The petitioner bears the burden of establishing by a preponderance of the evidence that the challenged judgment is void. Wyatt v. State, 24 S.W.3d 319, 322 (Tenn. 2000). If the habeas corpus court determines that the petitioner has failed to state a valid claim for relief, it may summarily dismiss the petition without holding a hearing or appointing counsel. Passarella v. State, 891 S.W.2d 619, 627 (Tenn. Crim. App. 1994), superseded by statute as stated in State v. Steven S. Newman, No. 02C01-9707-CC-00266, 1998 WL 104492, at *1 n.2 (Tenn. Crim. App. Mar. 11, 1998).

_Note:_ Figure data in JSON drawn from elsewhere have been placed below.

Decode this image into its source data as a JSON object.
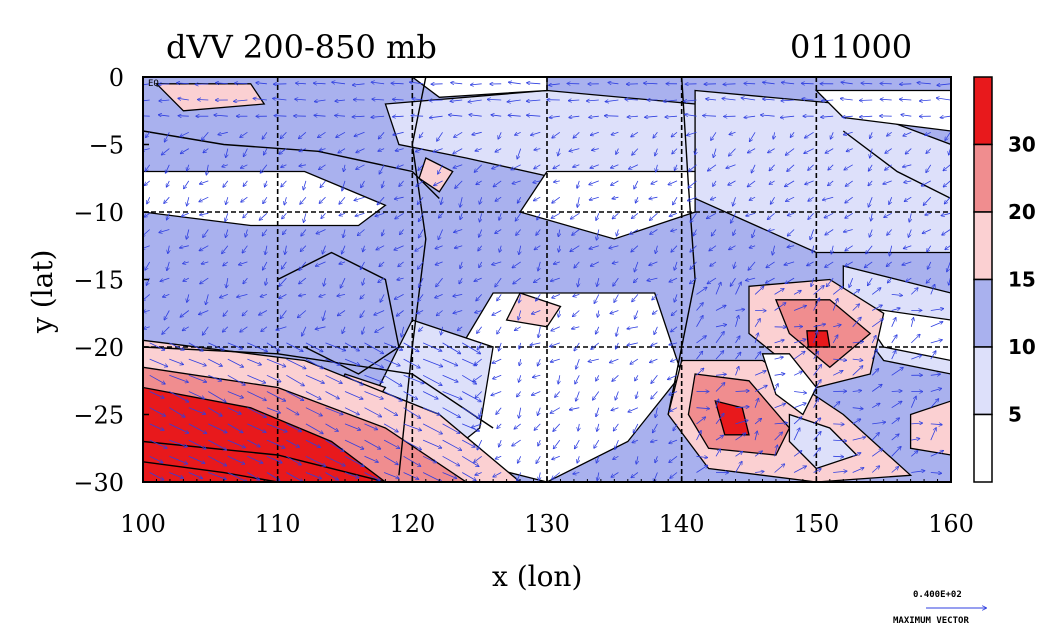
{
  "chart_data": {
    "type": "contour-vector",
    "title": "dVV 200-850 mb",
    "time_label": "011000",
    "xlabel": "x (lon)",
    "ylabel": "y (lat)",
    "xlim": [
      100,
      160
    ],
    "ylim": [
      -30,
      0
    ],
    "x_ticks": [
      "100",
      "110",
      "120",
      "130",
      "140",
      "150",
      "160"
    ],
    "y_ticks": [
      "0",
      "−5",
      "−10",
      "−15",
      "−20",
      "−25",
      "−30"
    ],
    "y_tick_values": [
      0,
      -5,
      -10,
      -15,
      -20,
      -25,
      -30
    ],
    "x_tick_values": [
      100,
      110,
      120,
      130,
      140,
      150,
      160
    ],
    "grid": true,
    "equator_label": "EQ",
    "colorbar": {
      "levels": [
        5,
        10,
        15,
        20,
        30
      ],
      "labels": [
        "5",
        "10",
        "15",
        "20",
        "30"
      ],
      "colors": [
        "#ffffff",
        "#dde0fa",
        "#a9b1ee",
        "#fbd0d2",
        "#f08d8f",
        "#e8191c"
      ]
    },
    "vector_reference": {
      "value_label": "0.400E+02",
      "caption": "MAXIMUM VECTOR"
    },
    "features": [
      {
        "kind": "max",
        "lon": 150,
        "lat": -19.5,
        "level": 30
      },
      {
        "kind": "max",
        "lon": 143.5,
        "lat": -25.5,
        "level": 30
      },
      {
        "kind": "min",
        "lon": 147,
        "lat": -22.5,
        "level": 5
      },
      {
        "kind": "band",
        "lon": 103,
        "lat": -26,
        "level": 30
      }
    ]
  }
}
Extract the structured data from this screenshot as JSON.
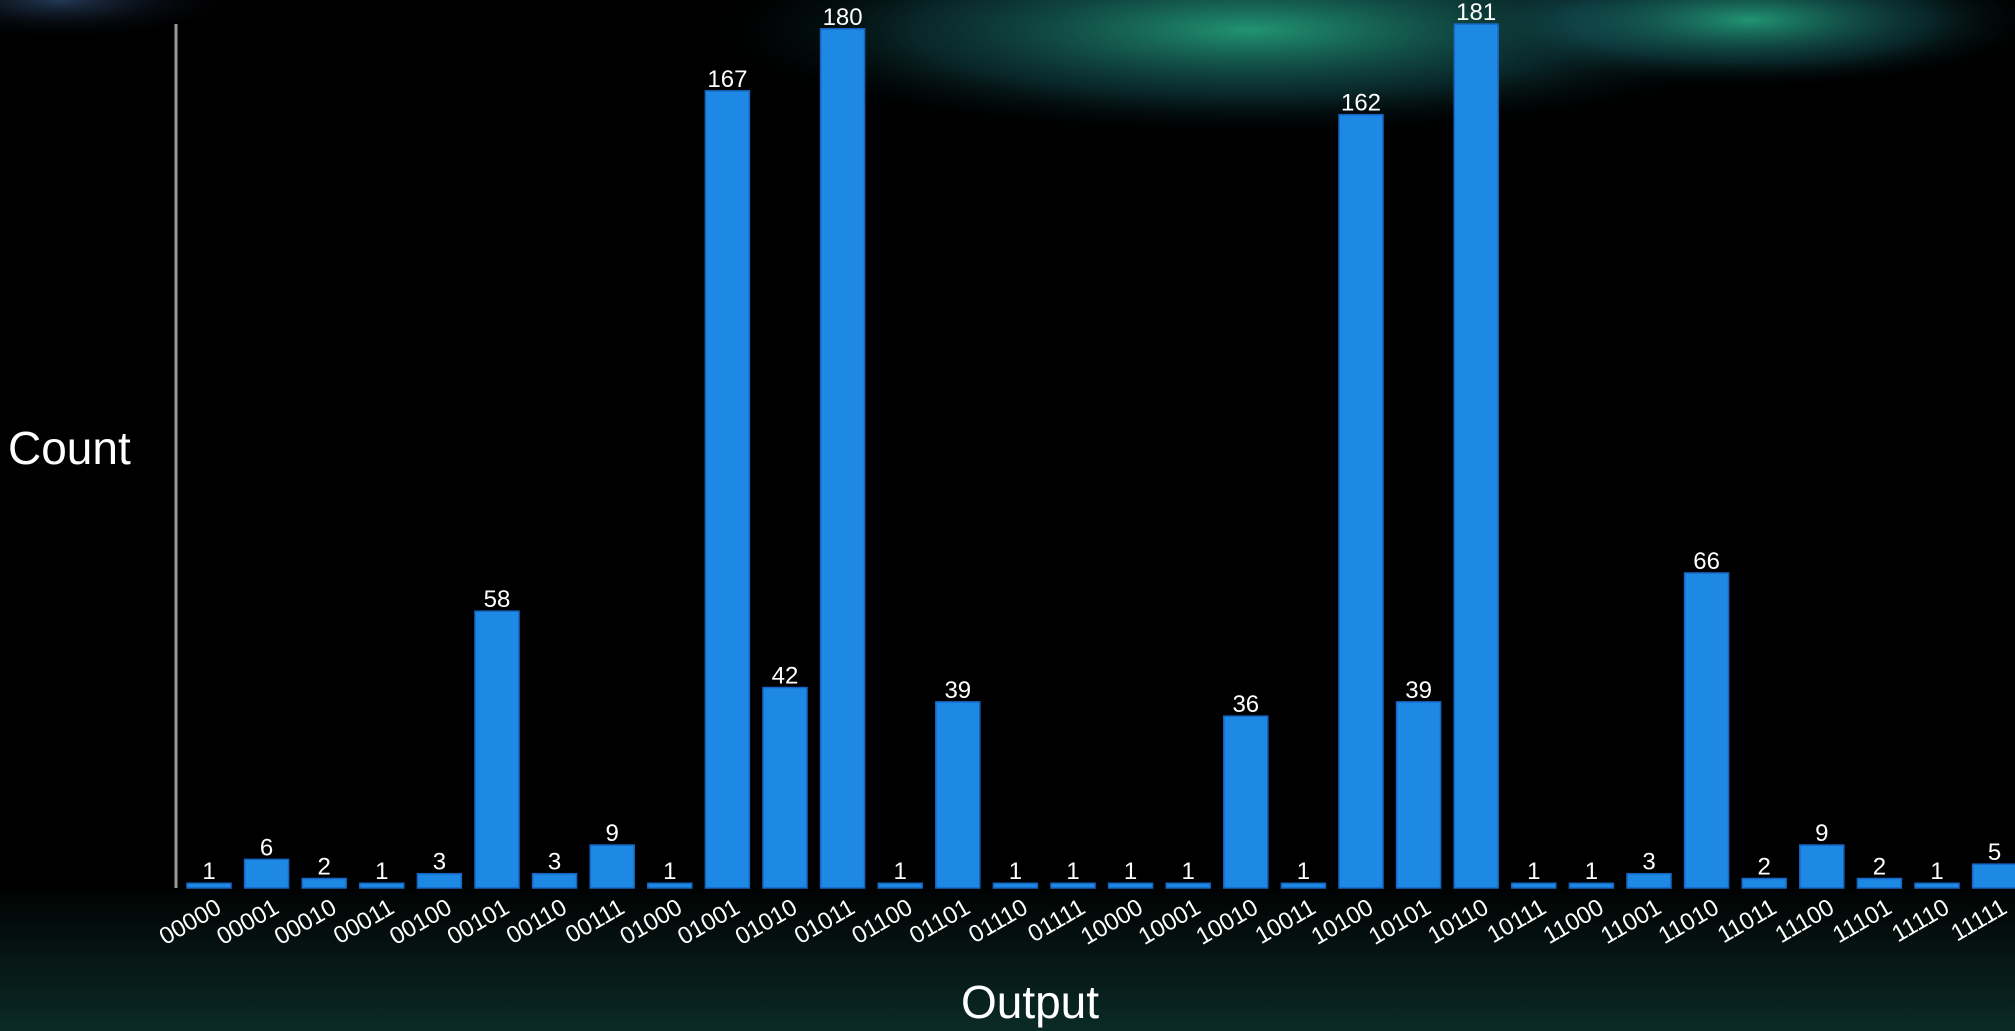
{
  "chart_data": {
    "type": "bar",
    "x_label": "Output",
    "y_label": "Count",
    "categories": [
      "00000",
      "00001",
      "00010",
      "00011",
      "00100",
      "00101",
      "00110",
      "00111",
      "01000",
      "01001",
      "01010",
      "01011",
      "01100",
      "01101",
      "01110",
      "01111",
      "10000",
      "10001",
      "10010",
      "10011",
      "10100",
      "10101",
      "10110",
      "10111",
      "11000",
      "11001",
      "11010",
      "11011",
      "11100",
      "11101",
      "11110",
      "11111"
    ],
    "values": [
      1,
      6,
      2,
      1,
      3,
      58,
      3,
      9,
      1,
      167,
      42,
      180,
      1,
      39,
      1,
      1,
      1,
      1,
      36,
      1,
      162,
      39,
      181,
      1,
      1,
      3,
      66,
      2,
      9,
      2,
      1,
      5
    ],
    "color": "#1e88e5"
  }
}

A party must normally raise an objection to a defect in an indictment prior to trial, or the objection is considered waived. Tenn. R. Crim. P. 12(b)(2)(B); (f)(1). However, "[a] valid indictment is an essential jurisdictional element, without which there can be no prosecution." Dykes v. Compton, 978 S.W.2d 528, 529 (Tenn. 1998). Thus, a claim that "an indictment is so defective as to fail to vest jurisdiction in the trial court" may be raised "at any stage of the proceeding, including in a habeas corpus petition." Wyatt, 24 S.W.3d at 323. Generally, an indictment is valid if it provides information sufficient to: (1) enable the accused to know the offense charged; (2) to furnish the court adequate basis for the entry of a proper judgment; and (3) to protect the accused from double jeopardy. Id. at 324.

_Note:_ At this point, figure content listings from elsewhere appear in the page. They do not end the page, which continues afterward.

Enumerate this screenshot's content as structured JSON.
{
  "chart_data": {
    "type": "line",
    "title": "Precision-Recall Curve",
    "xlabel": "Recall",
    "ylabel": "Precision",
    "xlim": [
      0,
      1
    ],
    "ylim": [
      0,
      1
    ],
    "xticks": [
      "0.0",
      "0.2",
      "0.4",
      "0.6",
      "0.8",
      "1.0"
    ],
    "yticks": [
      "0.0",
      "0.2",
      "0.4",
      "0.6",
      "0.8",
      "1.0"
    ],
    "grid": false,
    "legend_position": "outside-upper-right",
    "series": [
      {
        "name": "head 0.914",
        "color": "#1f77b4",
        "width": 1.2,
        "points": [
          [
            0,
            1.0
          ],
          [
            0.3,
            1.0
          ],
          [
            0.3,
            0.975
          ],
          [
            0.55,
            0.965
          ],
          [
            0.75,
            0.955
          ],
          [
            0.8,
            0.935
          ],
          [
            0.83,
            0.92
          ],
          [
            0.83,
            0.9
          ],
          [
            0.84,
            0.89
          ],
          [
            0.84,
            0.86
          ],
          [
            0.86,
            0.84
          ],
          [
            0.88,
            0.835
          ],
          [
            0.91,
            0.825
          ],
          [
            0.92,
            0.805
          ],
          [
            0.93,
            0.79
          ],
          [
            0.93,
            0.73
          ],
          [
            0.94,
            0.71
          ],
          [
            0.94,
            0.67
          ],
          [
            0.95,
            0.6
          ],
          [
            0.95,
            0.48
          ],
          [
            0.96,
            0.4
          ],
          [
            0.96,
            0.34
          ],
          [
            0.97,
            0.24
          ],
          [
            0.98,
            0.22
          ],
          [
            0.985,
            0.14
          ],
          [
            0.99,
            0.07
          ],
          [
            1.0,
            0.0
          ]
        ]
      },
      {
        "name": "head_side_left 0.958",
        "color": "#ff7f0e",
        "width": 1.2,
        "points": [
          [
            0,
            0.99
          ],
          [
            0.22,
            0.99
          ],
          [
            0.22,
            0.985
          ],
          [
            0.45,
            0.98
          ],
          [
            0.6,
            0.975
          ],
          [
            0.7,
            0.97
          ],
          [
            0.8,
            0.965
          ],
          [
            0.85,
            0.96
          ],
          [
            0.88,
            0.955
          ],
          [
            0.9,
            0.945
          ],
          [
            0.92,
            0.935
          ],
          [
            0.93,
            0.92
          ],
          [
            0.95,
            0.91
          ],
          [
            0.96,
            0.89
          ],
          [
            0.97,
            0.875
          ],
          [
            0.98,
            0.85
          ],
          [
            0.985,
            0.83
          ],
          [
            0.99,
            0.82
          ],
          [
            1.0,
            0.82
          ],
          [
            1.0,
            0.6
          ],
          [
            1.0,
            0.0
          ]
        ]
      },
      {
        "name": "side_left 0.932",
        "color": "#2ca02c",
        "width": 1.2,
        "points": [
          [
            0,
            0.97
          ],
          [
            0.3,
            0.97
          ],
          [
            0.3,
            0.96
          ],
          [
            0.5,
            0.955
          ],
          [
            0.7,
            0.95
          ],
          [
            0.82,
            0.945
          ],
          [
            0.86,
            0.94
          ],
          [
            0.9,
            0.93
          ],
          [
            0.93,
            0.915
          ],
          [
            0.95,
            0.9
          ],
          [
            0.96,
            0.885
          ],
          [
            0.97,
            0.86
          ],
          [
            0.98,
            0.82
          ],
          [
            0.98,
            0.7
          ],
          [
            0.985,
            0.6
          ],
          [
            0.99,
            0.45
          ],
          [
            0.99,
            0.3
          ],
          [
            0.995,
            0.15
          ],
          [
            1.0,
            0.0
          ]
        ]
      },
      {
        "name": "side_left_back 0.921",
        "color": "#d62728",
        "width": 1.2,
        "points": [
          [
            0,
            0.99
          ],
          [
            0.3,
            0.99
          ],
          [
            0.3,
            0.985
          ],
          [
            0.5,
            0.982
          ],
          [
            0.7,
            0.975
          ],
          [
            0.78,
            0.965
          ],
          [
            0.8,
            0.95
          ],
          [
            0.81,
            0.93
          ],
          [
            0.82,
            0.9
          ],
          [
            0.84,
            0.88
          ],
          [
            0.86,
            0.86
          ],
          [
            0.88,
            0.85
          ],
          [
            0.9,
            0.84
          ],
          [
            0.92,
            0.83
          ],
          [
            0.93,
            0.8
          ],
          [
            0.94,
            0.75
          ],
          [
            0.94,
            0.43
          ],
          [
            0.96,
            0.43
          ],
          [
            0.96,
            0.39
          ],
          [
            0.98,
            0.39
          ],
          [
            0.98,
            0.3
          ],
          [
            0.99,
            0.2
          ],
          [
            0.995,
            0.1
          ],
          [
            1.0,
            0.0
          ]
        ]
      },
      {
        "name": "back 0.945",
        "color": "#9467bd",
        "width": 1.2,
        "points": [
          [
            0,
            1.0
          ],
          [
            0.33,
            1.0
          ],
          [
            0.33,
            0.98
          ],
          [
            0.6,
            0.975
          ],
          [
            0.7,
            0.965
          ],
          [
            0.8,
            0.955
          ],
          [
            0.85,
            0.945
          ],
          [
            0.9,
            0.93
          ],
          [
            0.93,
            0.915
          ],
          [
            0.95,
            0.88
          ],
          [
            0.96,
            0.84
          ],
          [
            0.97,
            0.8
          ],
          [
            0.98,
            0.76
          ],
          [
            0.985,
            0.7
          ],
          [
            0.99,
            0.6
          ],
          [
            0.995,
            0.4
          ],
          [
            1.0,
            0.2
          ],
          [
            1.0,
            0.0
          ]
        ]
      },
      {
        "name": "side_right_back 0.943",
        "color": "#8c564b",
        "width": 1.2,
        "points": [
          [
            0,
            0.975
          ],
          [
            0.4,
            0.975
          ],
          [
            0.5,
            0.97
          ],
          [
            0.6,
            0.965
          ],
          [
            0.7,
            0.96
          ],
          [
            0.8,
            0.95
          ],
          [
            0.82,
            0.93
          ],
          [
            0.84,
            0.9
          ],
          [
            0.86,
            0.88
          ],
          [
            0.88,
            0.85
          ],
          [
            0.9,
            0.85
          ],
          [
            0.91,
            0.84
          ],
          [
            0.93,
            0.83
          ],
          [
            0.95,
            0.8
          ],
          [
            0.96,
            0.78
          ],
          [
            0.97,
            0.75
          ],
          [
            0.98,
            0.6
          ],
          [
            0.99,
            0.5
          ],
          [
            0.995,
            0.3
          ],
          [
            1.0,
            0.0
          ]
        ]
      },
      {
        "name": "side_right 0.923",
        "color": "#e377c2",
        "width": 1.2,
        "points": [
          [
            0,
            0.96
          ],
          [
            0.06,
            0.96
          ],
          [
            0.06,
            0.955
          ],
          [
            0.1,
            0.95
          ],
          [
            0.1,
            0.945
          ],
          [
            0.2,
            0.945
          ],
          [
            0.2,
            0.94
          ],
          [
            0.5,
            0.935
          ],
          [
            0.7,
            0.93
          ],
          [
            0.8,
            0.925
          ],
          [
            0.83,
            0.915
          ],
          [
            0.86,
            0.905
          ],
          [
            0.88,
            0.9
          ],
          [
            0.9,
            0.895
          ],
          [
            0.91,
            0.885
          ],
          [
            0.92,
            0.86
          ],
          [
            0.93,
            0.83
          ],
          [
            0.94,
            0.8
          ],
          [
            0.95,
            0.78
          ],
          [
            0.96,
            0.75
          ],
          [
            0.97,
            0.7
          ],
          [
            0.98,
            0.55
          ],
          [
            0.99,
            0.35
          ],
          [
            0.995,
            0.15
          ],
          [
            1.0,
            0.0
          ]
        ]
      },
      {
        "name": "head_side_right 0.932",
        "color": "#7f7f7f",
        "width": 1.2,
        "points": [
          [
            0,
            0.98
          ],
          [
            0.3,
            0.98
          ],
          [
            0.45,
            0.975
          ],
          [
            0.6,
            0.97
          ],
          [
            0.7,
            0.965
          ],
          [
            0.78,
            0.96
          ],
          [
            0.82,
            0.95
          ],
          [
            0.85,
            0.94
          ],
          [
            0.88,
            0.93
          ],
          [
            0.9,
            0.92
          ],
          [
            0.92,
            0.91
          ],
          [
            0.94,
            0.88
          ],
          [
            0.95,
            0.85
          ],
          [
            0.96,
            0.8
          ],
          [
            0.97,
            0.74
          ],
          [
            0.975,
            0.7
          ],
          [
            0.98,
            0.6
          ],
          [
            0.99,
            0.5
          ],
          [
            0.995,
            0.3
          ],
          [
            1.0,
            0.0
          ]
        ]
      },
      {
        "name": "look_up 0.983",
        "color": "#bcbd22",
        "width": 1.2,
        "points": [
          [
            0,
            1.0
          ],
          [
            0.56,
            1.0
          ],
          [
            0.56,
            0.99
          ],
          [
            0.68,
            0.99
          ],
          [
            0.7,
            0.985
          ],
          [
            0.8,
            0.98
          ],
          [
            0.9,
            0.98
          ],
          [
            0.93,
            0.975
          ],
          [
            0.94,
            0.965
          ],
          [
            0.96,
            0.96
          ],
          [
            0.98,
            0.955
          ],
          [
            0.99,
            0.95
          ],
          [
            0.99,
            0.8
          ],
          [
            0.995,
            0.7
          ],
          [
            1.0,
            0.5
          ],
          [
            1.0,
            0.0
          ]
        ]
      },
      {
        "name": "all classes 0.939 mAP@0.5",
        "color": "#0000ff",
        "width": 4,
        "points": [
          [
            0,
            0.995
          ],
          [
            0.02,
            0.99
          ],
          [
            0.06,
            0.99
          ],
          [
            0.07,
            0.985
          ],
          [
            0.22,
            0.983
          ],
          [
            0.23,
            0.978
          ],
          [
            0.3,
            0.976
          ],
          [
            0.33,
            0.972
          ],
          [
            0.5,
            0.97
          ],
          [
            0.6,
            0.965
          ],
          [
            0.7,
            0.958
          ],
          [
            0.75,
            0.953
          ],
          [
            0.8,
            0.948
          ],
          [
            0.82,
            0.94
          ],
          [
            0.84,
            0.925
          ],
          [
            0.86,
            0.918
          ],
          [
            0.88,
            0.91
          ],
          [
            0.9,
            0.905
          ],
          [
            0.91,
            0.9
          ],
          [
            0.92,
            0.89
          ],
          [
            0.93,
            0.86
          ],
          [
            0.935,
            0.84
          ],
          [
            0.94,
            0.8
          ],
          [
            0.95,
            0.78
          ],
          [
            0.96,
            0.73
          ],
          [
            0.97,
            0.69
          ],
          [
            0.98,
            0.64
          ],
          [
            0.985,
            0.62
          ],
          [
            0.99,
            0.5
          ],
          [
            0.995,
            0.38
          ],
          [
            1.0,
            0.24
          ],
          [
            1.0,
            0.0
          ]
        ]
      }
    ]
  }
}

The petitioner argues that while he was indicted for aggravated robbery, the proof at trial showed that he committed only the offense of carjacking. As a result, he contends that the trial court did not have jurisdiction to enter a judgment upon his conviction for aggravated robbery and that he is not protected from a subsequent prosecution for carjacking.

While the petitioner is correct that carjacking is not a lesser included offense of robbery, we disagree with his claim that the indictment is constitutionally invalid. Although his argument regarding the proof at trial is clothed as a challenge to the trial court's jurisdiction, effectively it is a claim that there was a material variance between the indictment and the proof at trial. This court has held that such claims are not cognizable grounds for habeas corpus relief. See Sidney Cleve Metcalf v. David Sexton, Warden, No. E2011-02532-CCA-R3-HC, 2012 WL 3555311, at *5 (Tenn. Crim. App. Aug. 20, 2012) (citations omitted). In any event, the indictment was sufficient to vest the trial court with jurisdiction and to provide the petitioner with double jeopardy protection. The indictment included the name of the victim, the date of the offense, and the items taken from the victim. It referred to the crime as "the robbery, " and it cited to Tennessee Code Annotated section 39-13-402, which defines aggravated robbery. Thus, the indictment adequately informed the trial court that a judgment and sentence for aggravated robbery were proper upon a conviction. Finally, the petitioner was adequately protected against double jeopardy. Tennessee Rule of Criminal Procedure 8 requires the mandatory joinder of two or more offenses if they are "based on the same conduct or arise out of the same criminal episode." Tenn. R. Crim. P. 8(a)(1)(A). Any future charge of carjacking would have arisen from the same conduct and criminal episode as the aggravated robbery and would therefore be prohibited by Rule 8.

CONCLUSION

Based upon the foregoing analysis, we affirm the judgment of the habeas corpus court.